Mar 13, 2008

He: Sous Vide pictures


For anyone that is keeping track of things based on the dates that are posted at the top of the posts...get over it. Sure, I've taken a lot longer than I said I would to put up pictures...what can I say? I'm a king at procrastination...even when it's something that I like.
This first image is the bag of chicken and the seasoning, and the thermometer. The thing that I want everyone to see is the temperature on the thermometer (which is right around 120 degrees). This is lower than the final cooking temperature that was reached several hours later, but important to see nontheless.

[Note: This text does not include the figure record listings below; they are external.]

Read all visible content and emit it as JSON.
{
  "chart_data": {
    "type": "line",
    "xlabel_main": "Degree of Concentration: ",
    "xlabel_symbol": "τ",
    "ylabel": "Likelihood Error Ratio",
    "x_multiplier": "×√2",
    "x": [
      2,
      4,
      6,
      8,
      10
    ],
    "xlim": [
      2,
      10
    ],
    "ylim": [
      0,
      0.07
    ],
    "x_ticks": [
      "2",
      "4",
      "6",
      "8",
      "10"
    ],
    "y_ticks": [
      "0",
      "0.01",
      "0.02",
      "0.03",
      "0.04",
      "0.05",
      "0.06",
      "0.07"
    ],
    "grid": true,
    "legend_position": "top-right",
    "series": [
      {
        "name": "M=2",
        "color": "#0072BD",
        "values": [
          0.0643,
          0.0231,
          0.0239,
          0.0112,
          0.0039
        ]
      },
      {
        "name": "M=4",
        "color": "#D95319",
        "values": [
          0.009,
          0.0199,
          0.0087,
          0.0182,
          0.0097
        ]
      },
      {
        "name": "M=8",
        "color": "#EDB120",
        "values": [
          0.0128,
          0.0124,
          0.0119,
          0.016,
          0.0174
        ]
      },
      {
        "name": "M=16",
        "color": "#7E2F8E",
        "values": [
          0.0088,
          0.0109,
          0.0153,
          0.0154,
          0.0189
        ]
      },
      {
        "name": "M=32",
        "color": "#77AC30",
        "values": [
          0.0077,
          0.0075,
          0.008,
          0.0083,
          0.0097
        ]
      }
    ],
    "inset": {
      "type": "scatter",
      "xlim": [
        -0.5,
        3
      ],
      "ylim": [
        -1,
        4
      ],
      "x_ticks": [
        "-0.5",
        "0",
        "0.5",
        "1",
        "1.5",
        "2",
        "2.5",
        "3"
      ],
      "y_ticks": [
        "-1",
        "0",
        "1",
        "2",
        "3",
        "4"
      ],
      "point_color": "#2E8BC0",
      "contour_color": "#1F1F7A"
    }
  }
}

The second image is of the bones at the end of the cooking of the chicken. I wanted you to see this to illustrate a principle that happens in meat that everyone takes as law. Chicken meat that is still red is not necessarily undercooked. According to my favorite food scientist/chemist/god to all chefs Harold McGee, 'When meat is heated quickly, its temperature rises quickly, and some of the muscle proteins are still unfolding and denaturing when the pigments begin to do the same. The other proteins are therefore able to react with the pigments and turn them brown. But when meat is heated slowly, so that it takes an hour or two to reach the denaturing temperature for myoglobin and cytochromes, the other proteins finish denaturing first, and react with each other. By the time that the pigments become vulnerable, there are few other proteins left to react with them, so they stay intact and the meat stays red'. Basically what he is saying is that since the myoglobin(the particle in meat that has the color) breaks down so slowly the color never has a chance to react before the molecules that it will react with will already be denatured and unable to cause a reaction to change myoglobin from red to brown. This accomplishment can also be done chemically through sodium nitrite (the salt used to cure meats like bacon), or through normal table salt (if it has enough time in contact with the raw meat). Therefore, with this very slow cooking method that I have presented here, since the meat is raised to a temperature that will kill all errant microbes very, very slowly the myoglobin never has the appropriate proteins to react with to break down.
Oh, to answer the question that was asked about the website of the food chemist that explains how to do sous vide at home it's: www.khymos.com

1 comment:

Lisa Fain (Homesick Texan) said...

I slow smoked some chicken thighs this weekend, and they also stayed mainly red on the inside, even though the internal temperature was 160 degrees. I was a bit scared to eat them, but I lived to tell the tale. Good to know why they were that color!